2. A Tale Of Two Races: The Democratic Party's Racial Divide Clinton's strength on certain questions has actually gotten stronger among nonwhites since October when Biden was still in the race. On the economy, she's +45 now (70-25 percent) compared to +23 then (51-28-6 percent). The same trends show across the board: healthcare, race relations, the candidate who best represents values of Democrats and best chance to win in November show her running up the score compared to October.
But among whites, majorities instead choose Sanders as best on economy (58-35 percent), guns (58-35 percent), best representing values of Democrats like you (63-33 percent) and helping the middle class (66-29 percent).
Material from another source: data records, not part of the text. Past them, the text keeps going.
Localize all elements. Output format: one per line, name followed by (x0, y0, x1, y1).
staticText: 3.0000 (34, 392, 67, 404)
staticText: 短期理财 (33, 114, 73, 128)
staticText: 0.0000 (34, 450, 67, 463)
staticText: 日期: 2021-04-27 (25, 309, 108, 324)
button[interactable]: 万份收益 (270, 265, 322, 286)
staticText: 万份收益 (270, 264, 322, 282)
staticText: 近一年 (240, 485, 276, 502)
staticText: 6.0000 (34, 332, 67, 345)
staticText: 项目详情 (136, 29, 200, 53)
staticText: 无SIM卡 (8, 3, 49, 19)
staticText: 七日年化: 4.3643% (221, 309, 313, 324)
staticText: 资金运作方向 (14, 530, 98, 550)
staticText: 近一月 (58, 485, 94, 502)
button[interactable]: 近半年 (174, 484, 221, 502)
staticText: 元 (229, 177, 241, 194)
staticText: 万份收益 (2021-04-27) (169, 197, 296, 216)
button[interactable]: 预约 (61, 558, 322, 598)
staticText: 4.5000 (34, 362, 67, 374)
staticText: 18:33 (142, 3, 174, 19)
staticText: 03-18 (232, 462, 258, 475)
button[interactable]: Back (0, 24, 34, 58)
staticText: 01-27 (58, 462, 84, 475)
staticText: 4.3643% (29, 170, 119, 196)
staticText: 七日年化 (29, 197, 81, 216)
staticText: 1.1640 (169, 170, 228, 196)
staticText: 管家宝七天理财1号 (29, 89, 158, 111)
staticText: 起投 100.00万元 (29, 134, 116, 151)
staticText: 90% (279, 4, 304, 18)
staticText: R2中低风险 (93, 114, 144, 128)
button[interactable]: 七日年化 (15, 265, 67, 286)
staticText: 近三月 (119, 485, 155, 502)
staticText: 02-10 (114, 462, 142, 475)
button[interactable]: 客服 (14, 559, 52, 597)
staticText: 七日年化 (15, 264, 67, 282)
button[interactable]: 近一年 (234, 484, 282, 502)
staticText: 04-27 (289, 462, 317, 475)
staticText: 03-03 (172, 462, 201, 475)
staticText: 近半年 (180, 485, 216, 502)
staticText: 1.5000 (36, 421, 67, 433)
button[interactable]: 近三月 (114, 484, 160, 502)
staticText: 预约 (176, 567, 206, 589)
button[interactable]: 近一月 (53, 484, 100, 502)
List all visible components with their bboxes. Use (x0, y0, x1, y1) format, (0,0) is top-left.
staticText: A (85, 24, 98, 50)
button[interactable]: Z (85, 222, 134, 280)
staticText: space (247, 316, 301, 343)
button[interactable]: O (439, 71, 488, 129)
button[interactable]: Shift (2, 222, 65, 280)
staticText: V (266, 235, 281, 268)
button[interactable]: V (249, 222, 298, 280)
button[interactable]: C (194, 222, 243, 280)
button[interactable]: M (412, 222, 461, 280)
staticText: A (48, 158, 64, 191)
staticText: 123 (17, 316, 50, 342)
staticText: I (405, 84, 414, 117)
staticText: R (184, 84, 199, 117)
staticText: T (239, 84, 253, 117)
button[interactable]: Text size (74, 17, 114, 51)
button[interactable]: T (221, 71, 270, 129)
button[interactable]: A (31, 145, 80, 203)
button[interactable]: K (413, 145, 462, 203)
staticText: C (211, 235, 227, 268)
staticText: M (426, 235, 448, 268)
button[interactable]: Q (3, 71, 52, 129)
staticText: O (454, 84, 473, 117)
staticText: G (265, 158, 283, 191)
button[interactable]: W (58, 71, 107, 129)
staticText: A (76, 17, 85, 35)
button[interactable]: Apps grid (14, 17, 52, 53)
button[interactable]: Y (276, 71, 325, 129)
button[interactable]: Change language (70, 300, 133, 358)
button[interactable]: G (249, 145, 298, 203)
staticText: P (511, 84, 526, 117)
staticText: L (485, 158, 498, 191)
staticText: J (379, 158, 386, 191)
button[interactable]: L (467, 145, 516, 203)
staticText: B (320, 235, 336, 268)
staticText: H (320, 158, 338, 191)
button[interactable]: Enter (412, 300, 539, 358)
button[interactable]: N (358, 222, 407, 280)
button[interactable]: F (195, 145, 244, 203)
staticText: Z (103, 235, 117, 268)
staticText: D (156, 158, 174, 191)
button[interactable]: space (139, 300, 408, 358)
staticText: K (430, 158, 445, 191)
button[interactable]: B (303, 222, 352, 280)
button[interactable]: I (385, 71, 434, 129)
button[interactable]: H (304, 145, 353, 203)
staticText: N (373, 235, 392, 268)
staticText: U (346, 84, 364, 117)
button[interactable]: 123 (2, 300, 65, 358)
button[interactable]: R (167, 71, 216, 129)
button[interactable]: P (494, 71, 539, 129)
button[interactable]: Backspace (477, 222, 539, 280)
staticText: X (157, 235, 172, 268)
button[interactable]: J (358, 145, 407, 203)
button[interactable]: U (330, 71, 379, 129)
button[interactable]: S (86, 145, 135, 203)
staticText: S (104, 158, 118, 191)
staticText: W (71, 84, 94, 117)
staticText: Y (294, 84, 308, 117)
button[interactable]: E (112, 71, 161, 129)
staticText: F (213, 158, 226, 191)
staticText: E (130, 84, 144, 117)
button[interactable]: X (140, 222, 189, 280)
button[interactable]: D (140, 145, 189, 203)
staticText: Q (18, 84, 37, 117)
Clinton wins only on foreign policy (63-34 percent) and best chance to win in November (58-38 percent). Clinton and Sanders run even among whites on race relations (45-45 percent).
3. Don't Count Your Chickens: The South Carolina Race Is Still Fluid Majorities in each party say they have not completely decided who they're going to vote for. Some 49 percent of Republicans say they are definitely decided, with 20 percent leaning toward a candidate and 31 percent still making up their minds. Democrats are slightly less decided -- but they have more time with Nevada in between. Some 43 percent of Democrats say they are definitely decided, with 16 percent leaning toward a candidate and 40 percent still making up their minds.
4. Hillary Clinton Rallies The Base: Women, Nonwhites and People Over 50. Hillary Clinton still has her base in South Carolina. Women opt for her by 27 points (60-33 percent), people over the age of 50 by 30 points (65-25 percent) and blacks by 37 points (65-28 percent). These groups were crucial to carrying her to a slim win in Iowa and the support that she maintained in her New Hampshire loss.
5. Evangelicals Pick A Different Horse: We're Not In Iowa Anymore Evangelicals in Iowa went for Cruz by 12 points -- but not in South Carolina. Trump leads among Palmetto State evangelicals, by an almost a 2-to-1 margin. Trump garnered the support of more than four in 10 (42 percent) evangelicals, compared to Cruz at 23 percent, Rubio with 14 percent and Bush with 9 percent.
6. Did The George W. Bush Debate Attacks Hurt Trump? This poll isn't conclusive. Trump sat at 40 percent support in interviews conducted before the debate, versus 31 percent in interviews after the debate. This difference is within the margin of error and not statistically significant -- as well as enough to keep Trump in first place even after the debate. Post-debate polling shows increases in support by Carson and Kasich, with no increase at all from Rubio, Bush or Cruz.
7. Donald Trump Earns Support From Republican Groups Across The Board There's no gender gap here: Trump's leading support comes from 38 percent of men as well as 38 percent of women. He takes 40 percent of whites in the state, 41 percent of those over 65 years old and 36 percent of conservatives -- all close to his overall support regardless of group. The data shows a slight difference by education, which we've seen all along: 34 percent with a college degree back him.